Anyway, back to the story. While collating and ratifying the known swims of The Wash, I spoke to both Kevin Murphy and Mike Read, who have both swum The Wash, with Mike Read being the last person known to have swum it back in 1976. He told me that there was originally a trophy, which he had won in 1976 and which he hasn't seen for years. He told me to contact East Lindsey District Council as they were the ones who took it from him. I telephoned them in early November and spoke to a lady called Jackie. I told her about the trophy and she said she would investigate. About a week later she phoned me back and said there was no luck. She had tried everything but to no avail, no one had heard of it. I thanked her and wondered how I was going to locate the trophy. About an hour later, I had a very excited Jackie on the phone - "We've found it!" she yelled excitedly. "It was in an old warehouse in a box. It's a bit dirty but should clean up OK. What do you want me to do with it?" she asked. I suggested donating it to IOWSA if no one wanted it, and we could use it for swims of The Wash. She spoke to her superiors who agreed.

Yesterday, after a 165 mile drive in the snow, I drove to in Manby, Licolnshire in my role as Chairman of IOWSA, where I met Jackie and she gave me the trophy. She was so pleased and said of all the things she had done since being on the council, this was the most satisfying. Apparently, she tried everyone she possibly could to locate this trophy, and spent all of yesterday morning cleaning it up before handing it over to me.

Above: Jacqueline Thomas of East Lindsey District Council hands over the trophy to Paul Hopfensperger, Chairman of the International Open Water Swimming Association in Manby, Licolnshire on Wednesday December 16, 2009.
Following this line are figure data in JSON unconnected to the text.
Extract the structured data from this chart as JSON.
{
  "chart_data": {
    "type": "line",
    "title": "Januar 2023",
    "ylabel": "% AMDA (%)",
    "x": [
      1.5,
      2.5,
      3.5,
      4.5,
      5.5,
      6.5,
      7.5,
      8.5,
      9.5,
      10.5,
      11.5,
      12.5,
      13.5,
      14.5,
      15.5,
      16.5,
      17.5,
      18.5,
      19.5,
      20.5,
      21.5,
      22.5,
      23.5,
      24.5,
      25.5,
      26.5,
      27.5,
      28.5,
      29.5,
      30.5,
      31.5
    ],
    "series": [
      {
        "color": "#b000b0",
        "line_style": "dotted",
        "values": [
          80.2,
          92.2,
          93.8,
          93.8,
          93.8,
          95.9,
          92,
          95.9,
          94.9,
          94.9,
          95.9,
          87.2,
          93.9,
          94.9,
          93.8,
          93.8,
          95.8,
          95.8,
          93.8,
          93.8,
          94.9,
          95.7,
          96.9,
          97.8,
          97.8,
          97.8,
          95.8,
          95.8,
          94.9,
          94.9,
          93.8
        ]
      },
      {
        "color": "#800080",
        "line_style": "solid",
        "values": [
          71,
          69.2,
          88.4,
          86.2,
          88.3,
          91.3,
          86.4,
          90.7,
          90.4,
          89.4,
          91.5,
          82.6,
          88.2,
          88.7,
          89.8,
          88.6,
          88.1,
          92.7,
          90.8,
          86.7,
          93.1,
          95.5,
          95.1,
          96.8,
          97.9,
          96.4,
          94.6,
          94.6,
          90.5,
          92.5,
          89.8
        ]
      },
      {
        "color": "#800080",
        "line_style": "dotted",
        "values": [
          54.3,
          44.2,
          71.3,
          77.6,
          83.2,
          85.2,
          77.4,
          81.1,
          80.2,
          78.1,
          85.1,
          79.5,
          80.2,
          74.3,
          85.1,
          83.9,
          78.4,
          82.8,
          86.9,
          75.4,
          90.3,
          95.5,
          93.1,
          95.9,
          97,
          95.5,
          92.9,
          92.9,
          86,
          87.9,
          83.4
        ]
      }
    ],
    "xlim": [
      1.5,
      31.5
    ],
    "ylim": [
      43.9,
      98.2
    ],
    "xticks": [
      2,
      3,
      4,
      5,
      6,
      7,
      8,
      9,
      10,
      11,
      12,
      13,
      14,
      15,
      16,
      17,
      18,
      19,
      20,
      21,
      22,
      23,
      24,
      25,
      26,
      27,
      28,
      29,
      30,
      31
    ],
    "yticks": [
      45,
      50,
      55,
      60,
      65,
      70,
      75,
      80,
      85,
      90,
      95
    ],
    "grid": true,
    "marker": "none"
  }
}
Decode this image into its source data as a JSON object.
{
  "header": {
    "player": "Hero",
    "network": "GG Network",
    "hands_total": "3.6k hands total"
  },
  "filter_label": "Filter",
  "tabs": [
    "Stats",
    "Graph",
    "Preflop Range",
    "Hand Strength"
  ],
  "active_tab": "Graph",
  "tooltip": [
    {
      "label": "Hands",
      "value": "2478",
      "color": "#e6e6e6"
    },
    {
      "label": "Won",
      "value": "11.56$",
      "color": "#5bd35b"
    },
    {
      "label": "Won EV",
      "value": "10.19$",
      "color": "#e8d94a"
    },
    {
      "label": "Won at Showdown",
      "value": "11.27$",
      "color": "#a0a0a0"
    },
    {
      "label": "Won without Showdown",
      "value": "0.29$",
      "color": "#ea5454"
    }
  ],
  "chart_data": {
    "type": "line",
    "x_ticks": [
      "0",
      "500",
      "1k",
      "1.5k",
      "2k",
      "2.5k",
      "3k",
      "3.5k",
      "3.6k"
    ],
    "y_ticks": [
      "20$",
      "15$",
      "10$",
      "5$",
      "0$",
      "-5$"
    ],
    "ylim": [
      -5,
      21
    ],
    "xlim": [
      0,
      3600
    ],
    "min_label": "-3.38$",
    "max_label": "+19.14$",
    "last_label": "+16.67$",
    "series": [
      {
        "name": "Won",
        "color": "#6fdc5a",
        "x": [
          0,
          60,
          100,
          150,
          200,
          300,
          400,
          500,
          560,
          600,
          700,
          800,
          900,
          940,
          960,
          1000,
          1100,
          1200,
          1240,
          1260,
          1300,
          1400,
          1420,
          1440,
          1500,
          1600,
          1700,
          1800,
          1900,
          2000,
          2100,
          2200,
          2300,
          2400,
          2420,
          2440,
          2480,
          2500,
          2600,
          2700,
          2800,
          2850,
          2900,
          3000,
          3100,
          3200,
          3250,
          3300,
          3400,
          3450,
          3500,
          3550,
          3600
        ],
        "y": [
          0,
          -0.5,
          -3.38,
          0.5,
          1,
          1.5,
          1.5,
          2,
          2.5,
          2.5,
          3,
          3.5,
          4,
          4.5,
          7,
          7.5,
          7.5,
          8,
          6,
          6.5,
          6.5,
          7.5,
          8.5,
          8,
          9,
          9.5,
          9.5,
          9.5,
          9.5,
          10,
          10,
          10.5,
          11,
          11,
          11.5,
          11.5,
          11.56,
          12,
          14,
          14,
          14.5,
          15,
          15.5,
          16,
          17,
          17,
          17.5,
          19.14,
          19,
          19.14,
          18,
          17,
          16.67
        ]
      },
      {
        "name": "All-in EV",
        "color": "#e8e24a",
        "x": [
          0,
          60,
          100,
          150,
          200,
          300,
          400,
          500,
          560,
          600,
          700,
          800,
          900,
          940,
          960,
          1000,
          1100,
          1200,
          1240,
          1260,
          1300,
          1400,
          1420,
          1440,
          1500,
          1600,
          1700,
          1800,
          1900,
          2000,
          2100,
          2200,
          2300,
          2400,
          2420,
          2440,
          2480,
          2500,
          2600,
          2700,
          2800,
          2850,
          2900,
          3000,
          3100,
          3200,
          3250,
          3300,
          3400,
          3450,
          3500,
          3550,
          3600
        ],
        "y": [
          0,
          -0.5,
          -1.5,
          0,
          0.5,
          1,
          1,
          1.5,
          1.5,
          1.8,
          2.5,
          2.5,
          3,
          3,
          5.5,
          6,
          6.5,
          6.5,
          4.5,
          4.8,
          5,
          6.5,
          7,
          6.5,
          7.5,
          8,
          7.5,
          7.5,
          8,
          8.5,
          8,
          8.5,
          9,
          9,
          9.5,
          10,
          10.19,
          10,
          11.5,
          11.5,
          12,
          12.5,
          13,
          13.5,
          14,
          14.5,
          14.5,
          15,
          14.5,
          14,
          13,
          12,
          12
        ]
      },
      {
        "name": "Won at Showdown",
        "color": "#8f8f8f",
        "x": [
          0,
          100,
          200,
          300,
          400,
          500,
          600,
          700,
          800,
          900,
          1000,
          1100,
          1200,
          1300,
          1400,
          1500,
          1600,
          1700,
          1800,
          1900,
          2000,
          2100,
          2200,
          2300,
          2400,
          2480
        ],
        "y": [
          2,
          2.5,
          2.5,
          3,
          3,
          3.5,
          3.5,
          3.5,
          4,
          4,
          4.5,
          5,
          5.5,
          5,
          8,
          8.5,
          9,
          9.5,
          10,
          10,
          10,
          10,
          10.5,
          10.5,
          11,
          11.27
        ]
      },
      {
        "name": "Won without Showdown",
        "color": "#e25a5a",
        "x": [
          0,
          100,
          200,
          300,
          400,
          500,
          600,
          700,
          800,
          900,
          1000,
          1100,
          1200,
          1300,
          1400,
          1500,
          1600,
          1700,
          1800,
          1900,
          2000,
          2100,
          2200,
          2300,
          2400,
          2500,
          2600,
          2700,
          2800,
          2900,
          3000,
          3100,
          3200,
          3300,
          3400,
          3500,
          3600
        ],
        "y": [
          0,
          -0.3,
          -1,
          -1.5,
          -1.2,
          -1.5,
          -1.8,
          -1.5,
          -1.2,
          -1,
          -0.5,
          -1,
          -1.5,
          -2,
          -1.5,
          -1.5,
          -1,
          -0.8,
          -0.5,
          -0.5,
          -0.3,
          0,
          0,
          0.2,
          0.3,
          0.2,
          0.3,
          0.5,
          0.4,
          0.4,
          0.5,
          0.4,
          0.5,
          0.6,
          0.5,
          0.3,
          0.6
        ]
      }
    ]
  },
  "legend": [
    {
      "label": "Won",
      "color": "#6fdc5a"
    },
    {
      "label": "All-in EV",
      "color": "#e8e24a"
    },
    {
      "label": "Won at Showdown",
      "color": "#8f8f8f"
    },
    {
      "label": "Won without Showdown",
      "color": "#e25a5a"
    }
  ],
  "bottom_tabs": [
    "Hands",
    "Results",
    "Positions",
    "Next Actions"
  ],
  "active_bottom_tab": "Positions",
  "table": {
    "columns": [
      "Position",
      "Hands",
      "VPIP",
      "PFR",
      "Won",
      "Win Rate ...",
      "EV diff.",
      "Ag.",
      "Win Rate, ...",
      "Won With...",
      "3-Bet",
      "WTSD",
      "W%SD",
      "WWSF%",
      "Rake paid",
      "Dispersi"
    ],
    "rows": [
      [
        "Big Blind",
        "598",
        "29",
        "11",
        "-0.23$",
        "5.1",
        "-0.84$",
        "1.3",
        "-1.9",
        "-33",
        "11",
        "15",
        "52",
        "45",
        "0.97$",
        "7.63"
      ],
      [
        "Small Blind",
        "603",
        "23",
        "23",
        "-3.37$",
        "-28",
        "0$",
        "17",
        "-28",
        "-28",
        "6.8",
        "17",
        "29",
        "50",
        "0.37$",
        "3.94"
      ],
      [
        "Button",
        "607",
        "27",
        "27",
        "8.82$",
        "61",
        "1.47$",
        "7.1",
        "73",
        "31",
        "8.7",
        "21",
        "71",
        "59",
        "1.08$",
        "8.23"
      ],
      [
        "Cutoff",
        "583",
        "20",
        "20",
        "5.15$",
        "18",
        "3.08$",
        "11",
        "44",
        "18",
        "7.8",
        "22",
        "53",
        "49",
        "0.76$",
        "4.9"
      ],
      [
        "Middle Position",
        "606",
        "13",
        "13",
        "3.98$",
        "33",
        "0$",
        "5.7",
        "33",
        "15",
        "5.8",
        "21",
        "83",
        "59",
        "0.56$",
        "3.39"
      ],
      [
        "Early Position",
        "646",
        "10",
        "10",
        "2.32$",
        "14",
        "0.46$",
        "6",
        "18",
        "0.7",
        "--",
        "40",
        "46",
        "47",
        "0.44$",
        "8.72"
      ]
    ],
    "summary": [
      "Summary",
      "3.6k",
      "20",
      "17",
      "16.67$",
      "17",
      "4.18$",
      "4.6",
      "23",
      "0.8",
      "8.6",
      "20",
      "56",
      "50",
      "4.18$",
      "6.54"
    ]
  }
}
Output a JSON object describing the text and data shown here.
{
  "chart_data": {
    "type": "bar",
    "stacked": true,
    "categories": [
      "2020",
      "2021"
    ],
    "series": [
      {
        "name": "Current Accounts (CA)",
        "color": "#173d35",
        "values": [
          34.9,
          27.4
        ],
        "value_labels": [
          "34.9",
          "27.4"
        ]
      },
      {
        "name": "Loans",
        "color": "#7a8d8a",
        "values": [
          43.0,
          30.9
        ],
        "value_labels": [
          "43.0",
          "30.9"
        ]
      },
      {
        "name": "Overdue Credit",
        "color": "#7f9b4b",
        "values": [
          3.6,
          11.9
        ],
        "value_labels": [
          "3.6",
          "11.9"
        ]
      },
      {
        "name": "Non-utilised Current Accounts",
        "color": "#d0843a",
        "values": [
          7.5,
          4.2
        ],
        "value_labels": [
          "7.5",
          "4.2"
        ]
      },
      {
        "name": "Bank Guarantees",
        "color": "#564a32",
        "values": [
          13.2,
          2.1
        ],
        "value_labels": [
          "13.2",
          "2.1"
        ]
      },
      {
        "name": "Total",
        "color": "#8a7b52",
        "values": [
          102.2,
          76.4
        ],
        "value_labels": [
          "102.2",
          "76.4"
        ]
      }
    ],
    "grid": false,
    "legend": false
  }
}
The inscription on the trophy is as follows:-

THE BUTLIN CHALLENGE TROPHY
INTERNATIONAL SWIM
ACROSS THE WASH


Solo names on the trophy are as follows:-

Kevin Murphy - Age 24 - 26th May 1973, 13 Hrs. 54 Mins.
Tina Spry - Age 13 - 26th May 1974, 8 Hrs. 36 Mins.
Michael Read - 1974, 7 Hrs. 52 Mins.
Michael Read - 1975, 8 Hrs. 30 Mins.
Michael Read - 1976, 5 Hrs. 57 Mins.


There is also a relay name on the trophy as follows:-

Nottingham Bath Masters
Wash Relay Swim
Sunday 20th August 1972
Mick Scothern, John Brooks, David Young
Ray Hutchins, George Johnson, Bob Rust


This is an historic trophy, and I am honured to have accepted it on behalf of IOWSA, and am looking forward to The Wash being the inaugural swim organised by IOWSA in 2010, followed by others overseas.

I would sincerely like to thank Jacqueline Thomas from East Lindsey District Council (ELDC) for her persistance in trying and evetually succeeding in locating this trophy and to James Gilbert also from ELDC for allowing IOWSA to have the trophy and organising yesterday's visit. I would also like to thank Ken Sach of the Borough Council of Kings Lynn and West Norfolk for donating the Mercedes Gleitze memorabilia to IOWSA.

So from a tiny seed planted in my mind by Kevin Murphy in July 2007, all of the above has happened. As Jim Rohn said "Things don't just happen. Things happen Just".